Is a pipeline/transform approach (async enrichment writing back to the ontology object) the more practical route here?
Any other approaches worth exploring?
Would love to hear how others have tackled this. Thanks in advance!
Never tried this, but I agree with AI’s suggestion pasted below that lxml might be able to extract the tracked-deletion text:
My recommendation is: use lxml plus Python’s built-in ZIP handling as the most reliable baseline, and consider docx-revisions if you want a higher-level abstraction over tracked changes. A DOCX is just a ZIP of XML files, and tracked deletions live in WordprocessingML nodes like <w:del>, so parsing word/document.xml directly is the cleanest path for preserving deletion semantics before text reaches AIP Logic. python-docx is useful for general DOCX handling, but it does not natively read/manipulate revision marks well, so it is not the right primary library for your blocker.

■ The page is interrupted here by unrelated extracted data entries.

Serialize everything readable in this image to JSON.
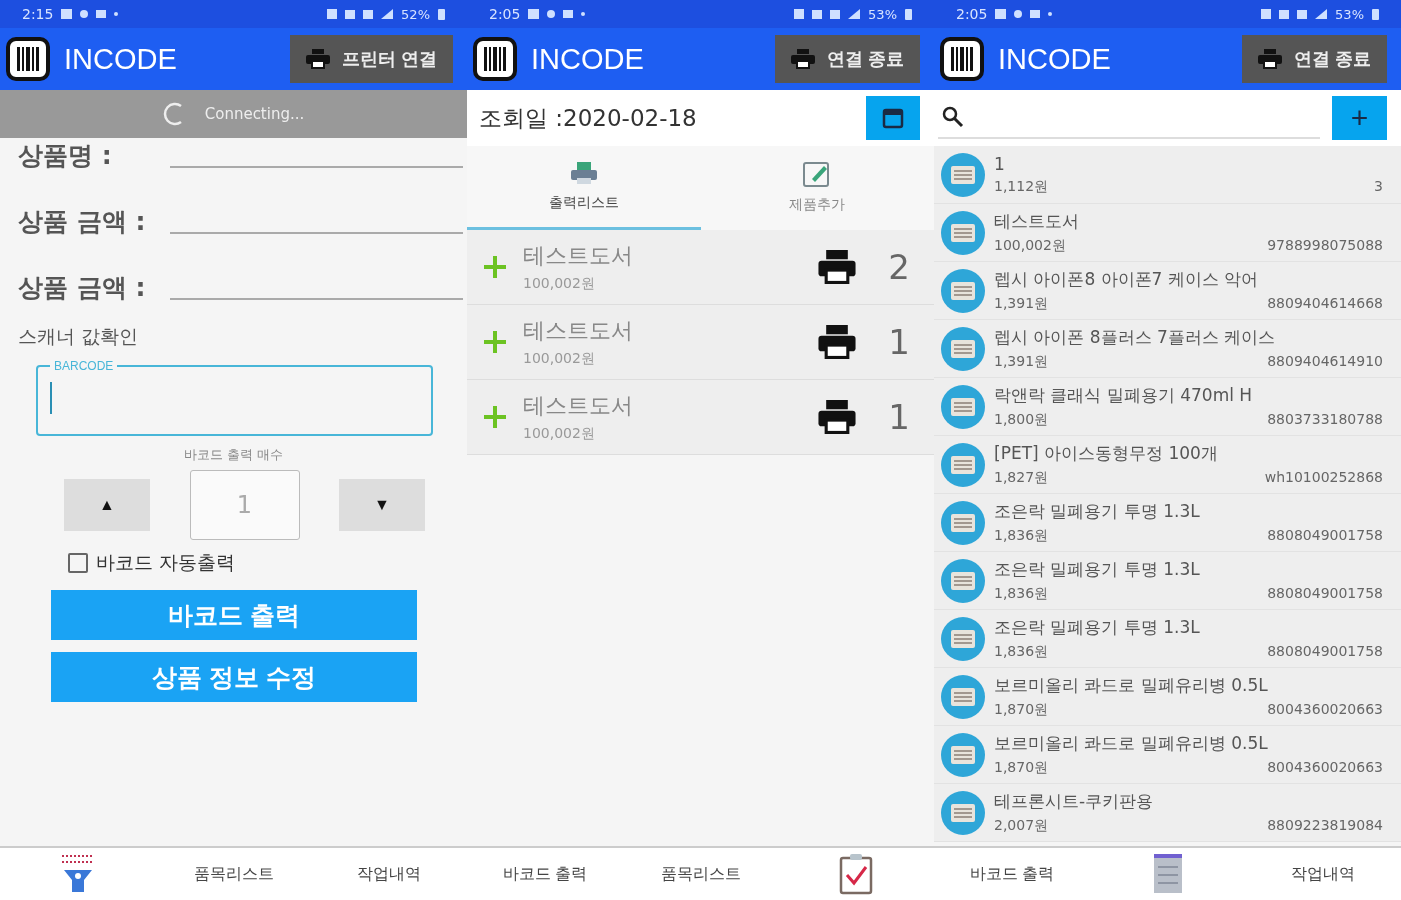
{
  "screens": [
    {
      "status_bar": {
        "time": "2:15",
        "battery": "52%"
      },
      "app_bar": {
        "title": "INCODE",
        "action": "프린터 연결"
      },
      "kind": "form",
      "loading": {
        "text": "Connecting..."
      },
      "fields": [
        {
          "label": "상품명 :"
        },
        {
          "label": "상품 금액 :"
        },
        {
          "label": "상품 금액 :"
        }
      ],
      "scanner_label": "스캐너 값확인",
      "barcode_field": {
        "label": "BARCODE"
      },
      "count_label": "바코드 출력 매수",
      "stepper": {
        "up": "▲",
        "value": "1",
        "down": "▼"
      },
      "auto_print": {
        "label": "바코드 자동출력",
        "checked": false
      },
      "buttons": [
        "바코드 출력",
        "상품 정보 수정"
      ],
      "nav": [
        {
          "selected": true
        },
        {
          "label": "품목리스트",
          "selected": false
        },
        {
          "label": "작업내역",
          "selected": false
        }
      ]
    },
    {
      "status_bar": {
        "time": "2:05",
        "battery": "53%"
      },
      "app_bar": {
        "title": "INCODE",
        "action": "연결 종료"
      },
      "kind": "history",
      "date_label": "조회일 :2020-02-18",
      "tabs": [
        {
          "label": "출력리스트",
          "selected": true
        },
        {
          "label": "제품추가",
          "selected": false
        }
      ],
      "rows": [
        {
          "name": "테스트도서",
          "price": "100,002원",
          "count": "2"
        },
        {
          "name": "테스트도서",
          "price": "100,002원",
          "count": "1"
        },
        {
          "name": "테스트도서",
          "price": "100,002원",
          "count": "1"
        }
      ],
      "nav": [
        {
          "label": "바코드 출력",
          "selected": false
        },
        {
          "label": "품목리스트",
          "selected": false
        },
        {
          "selected": true
        }
      ]
    },
    {
      "status_bar": {
        "time": "2:05",
        "battery": "53%"
      },
      "app_bar": {
        "title": "INCODE",
        "action": "연결 종료"
      },
      "kind": "products",
      "add_button": "+",
      "products": [
        {
          "name": "1",
          "price": "1,112원",
          "code": "3"
        },
        {
          "name": "테스트도서",
          "price": "100,002원",
          "code": "9788998075088"
        },
        {
          "name": "렙시 아이폰8 아이폰7 케이스 악어",
          "price": "1,391원",
          "code": "8809404614668"
        },
        {
          "name": "렙시 아이폰 8플러스 7플러스 케이스",
          "price": "1,391원",
          "code": "8809404614910"
        },
        {
          "name": "락앤락 클래식 밀폐용기 470ml H",
          "price": "1,800원",
          "code": "8803733180788"
        },
        {
          "name": "[PET] 아이스동형무정 100개",
          "price": "1,827원",
          "code": "wh10100252868"
        },
        {
          "name": "조은락 밀폐용기 투명 1.3L",
          "price": "1,836원",
          "code": "8808049001758"
        },
        {
          "name": "조은락 밀폐용기 투명 1.3L",
          "price": "1,836원",
          "code": "8808049001758"
        },
        {
          "name": "조은락 밀폐용기 투명 1.3L",
          "price": "1,836원",
          "code": "8808049001758"
        },
        {
          "name": "보르미올리 콰드로 밀폐유리병 0.5L",
          "price": "1,870원",
          "code": "8004360020663"
        },
        {
          "name": "보르미올리 콰드로 밀폐유리병 0.5L",
          "price": "1,870원",
          "code": "8004360020663"
        },
        {
          "name": "테프론시트-쿠키판용",
          "price": "2,007원",
          "code": "8809223819084"
        }
      ],
      "nav": [
        {
          "label": "바코드 출력",
          "selected": false
        },
        {
          "selected": true
        },
        {
          "label": "작업내역",
          "selected": false
        }
      ]
    }
  ]
}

My point of view on architecture: a pipeline/transform approach is more practical than a Function for this use case. Foundry Python transforms are explicitly suited for non-tabular/binary file processing and let you read files from the transform filesystem in binary mode, which is exactly what you need for uploaded DOCX preprocessing. By contrast, the evidence for directly consuming media references inside Functions is much weaker here; TypeScript v2 clearly supports ontology operations and media upload patterns, but that is not the same as clean binary DOCX parsing from a media reference at request time, and TypeScript v1 has filesystem limitations that make it a poor fit.
What I would implement:
Store uploads in a Media Set and process them asynchronously in a Python transform.
In the transform, open the DOCX as binary, unzip it, parse word/document.xml, and detect <w:del> and optionally <w:ins> nodes.
Emit an enriched text field such as This is <strikethrough>deleted text</strikethrough> kept text, plus a structured revision table with deleted text, author, and timestamp if present.
Write the enriched output back to a dataset or ontology-backed object that AIP Logic reads, instead of asking AIP Logic to infer deletions from raw document text.
Library choice, bluntly:
Best open-source baseline: lxml
Best convenience option to test: docx-revisions
Avoid as primary parser for this need: python-docx
Best enterprise fallback if accuracy/completeness matters and licensing is acceptable: Aspose or Spire.Doc
One important trade-off: converting DOCX to HTML may be tempting, but it can blur Word revision semantics depending on the converter. If your real requirement is “preserve exact tracked deletions,” parse the raw Word XML first and only render to tagged text afterward. That reduces ambiguity and makes downstream LLM behavior much more deterministic.
My recommendation: build this as an async preprocessing transform, not a synchronous Function. It is the lower-risk Foundry-native design, it matches the binary-file access model better, and it keeps AIP Logic focused on reasoning instead of document forensics.